CloudBees CI Kubernetes RBAC

By default, with rbac and hibernation enabled, the CloudBees CI Helm chart creates four ServiceAccounts in your CloudBees CI Namespace (in addition to the default ServiceAccount that is automatically created for all Namespaces):

  1. cjoc: the service account that the Operations Center pod runs as. It must have RBAC permissions to manage the lifecycle of managed controllers in Kubernetes.
  2. jenkins: the service account that managed controller pods run as. It must have RBAC permissions to provision pod based agents.
  3. jenkins-agents:
  4. managed-master-hibernation-monitor: the service account that the hibernation monitor service pod runs as. It must have permissions to scale the replicas of the managed controller statefulsets to 0 and scale them back up to 1.

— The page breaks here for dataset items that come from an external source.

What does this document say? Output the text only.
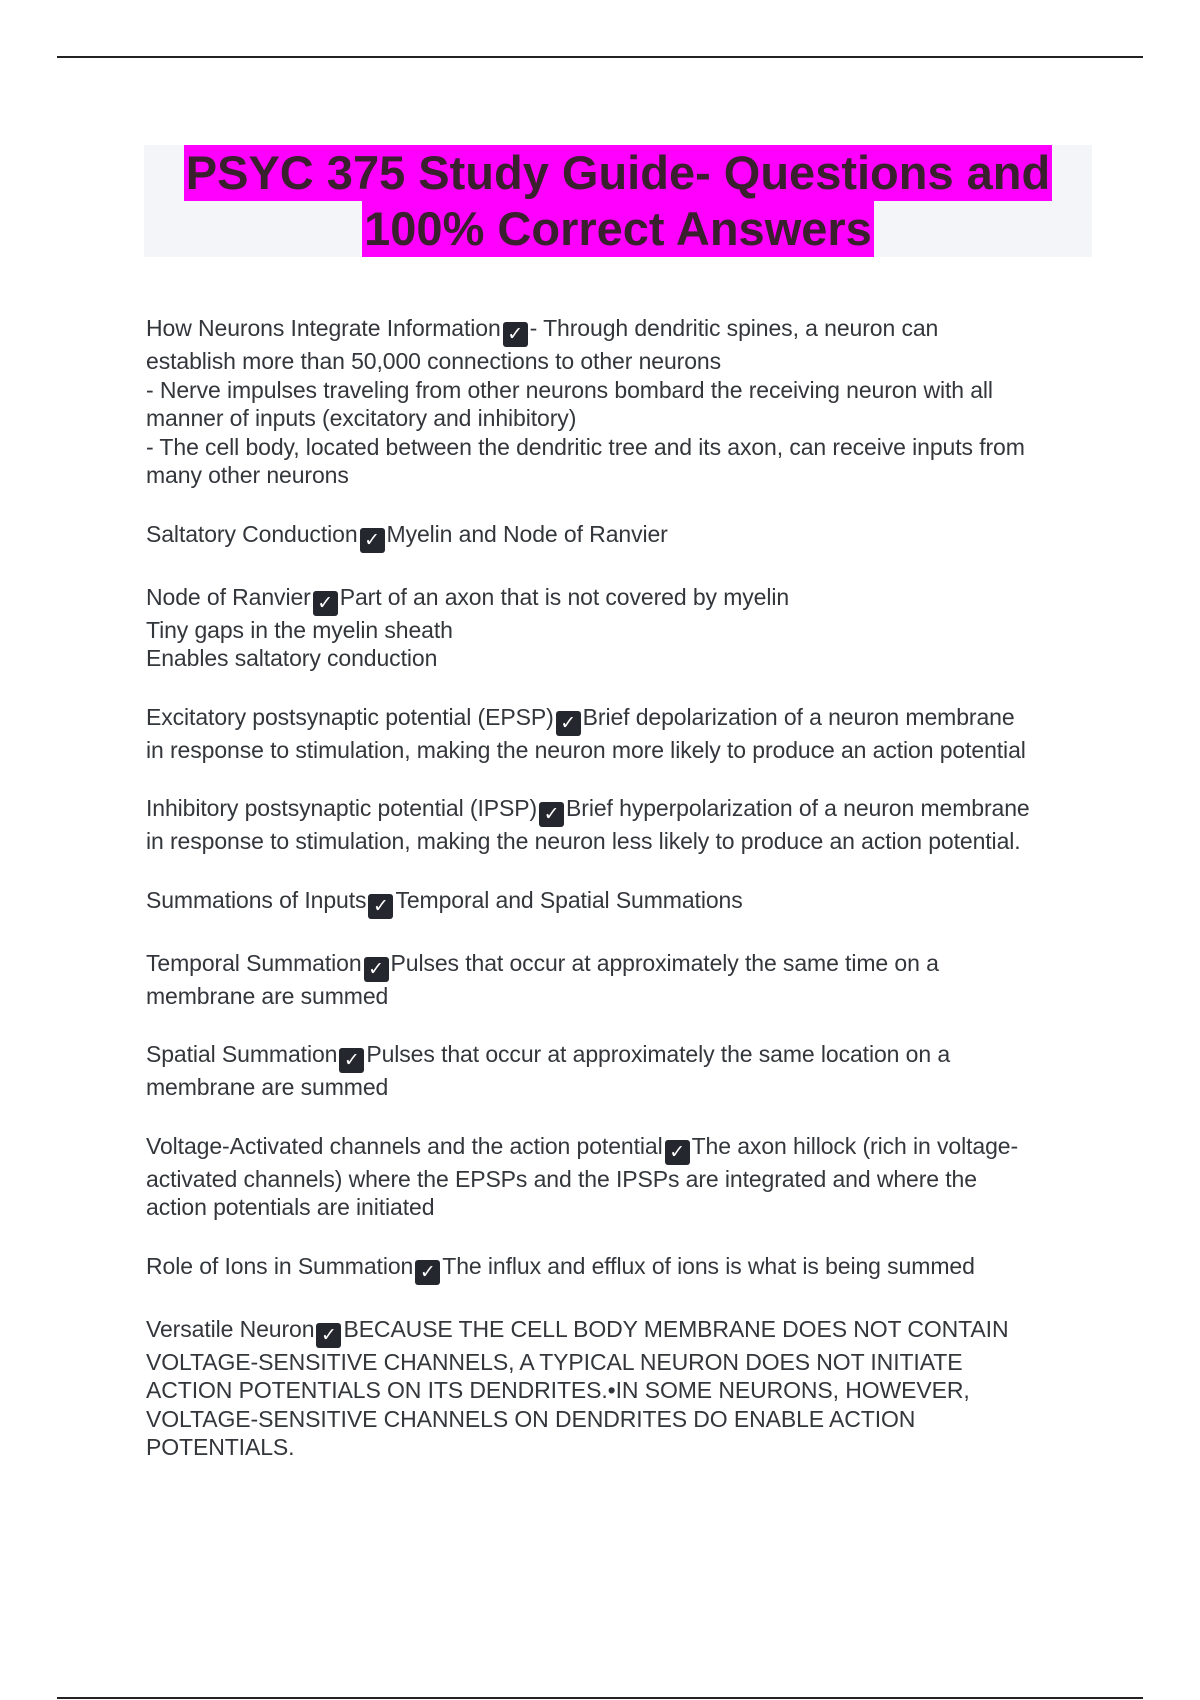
PSYC 375 Study Guide- Questions and
100% Correct Answers
How Neurons Integrate Information ✓ - Through dendritic spines, a neuron can
establish more than 50,000 connections to other neurons
- Nerve impulses traveling from other neurons bombard the receiving neuron with all
manner of inputs (excitatory and inhibitory)
- The cell body, located between the dendritic tree and its axon, can receive inputs from
many other neurons
Saltatory Conduction ✓ Myelin and Node of Ranvier
Node of Ranvier ✓ Part of an axon that is not covered by myelin
Tiny gaps in the myelin sheath
Enables saltatory conduction
Excitatory postsynaptic potential (EPSP) ✓ Brief depolarization of a neuron membrane
in response to stimulation, making the neuron more likely to produce an action potential
Inhibitory postsynaptic potential (IPSP) ✓ Brief hyperpolarization of a neuron membrane
in response to stimulation, making the neuron less likely to produce an action potential.
Summations of Inputs ✓ Temporal and Spatial Summations
Temporal Summation ✓ Pulses that occur at approximately the same time on a
membrane are summed
Spatial Summation ✓ Pulses that occur at approximately the same location on a
membrane are summed
Voltage-Activated channels and the action potential ✓ The axon hillock (rich in voltage-
activated channels) where the EPSPs and the IPSPs are integrated and where the
action potentials are initiated
Role of Ions in Summation ✓ The influx and efflux of ions is what is being summed
Versatile Neuron ✓ BECAUSE THE CELL BODY MEMBRANE DOES NOT CONTAIN
VOLTAGE-SENSITIVE CHANNELS, A TYPICAL NEURON DOES NOT INITIATE
ACTION POTENTIALS ON ITS DENDRITES.•IN SOME NEURONS, HOWEVER,
VOLTAGE-SENSITIVE CHANNELS ON DENDRITES DO ENABLE ACTION
POTENTIALS.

The permissions for these service accounts are defined in 4 Kubernetes roles:

  1. cjoc-master-management: bound to the cjoc service account with the cjoc-role-binding RoleBinding; it provides the most extensive set of permissions for any CloudBees CI component, to include:
    • full CRUD for statefulsets so that CJOC is able to manage the entire life-cycle of managed controllers.
    • full CRUD for persistentvolumeclaims so that CJOC is able to manage the persistentvolumeclaims of managed controllers.
    • full CRUD for ingresses so that CJOC is able to manage ingresses for managed controllers.
  2. cjoc-agents: bound to the jenkins service account with the cjoc-master-role-binding RoleBinding; it provides the necessary permissions to provision and interact with pod based agents.
  3. managed-master-hibernation-monitor: bound to the managed-master-hibernation-monitor service account

There is also 1 clusterrole that is optionally enabled:

  1. cjoc-master-management-{{ .Release.Namespace }}: bound to the cjoc service account; it provides the ability to select a storageclass from the managed controller config when creating a managed controller via the UI.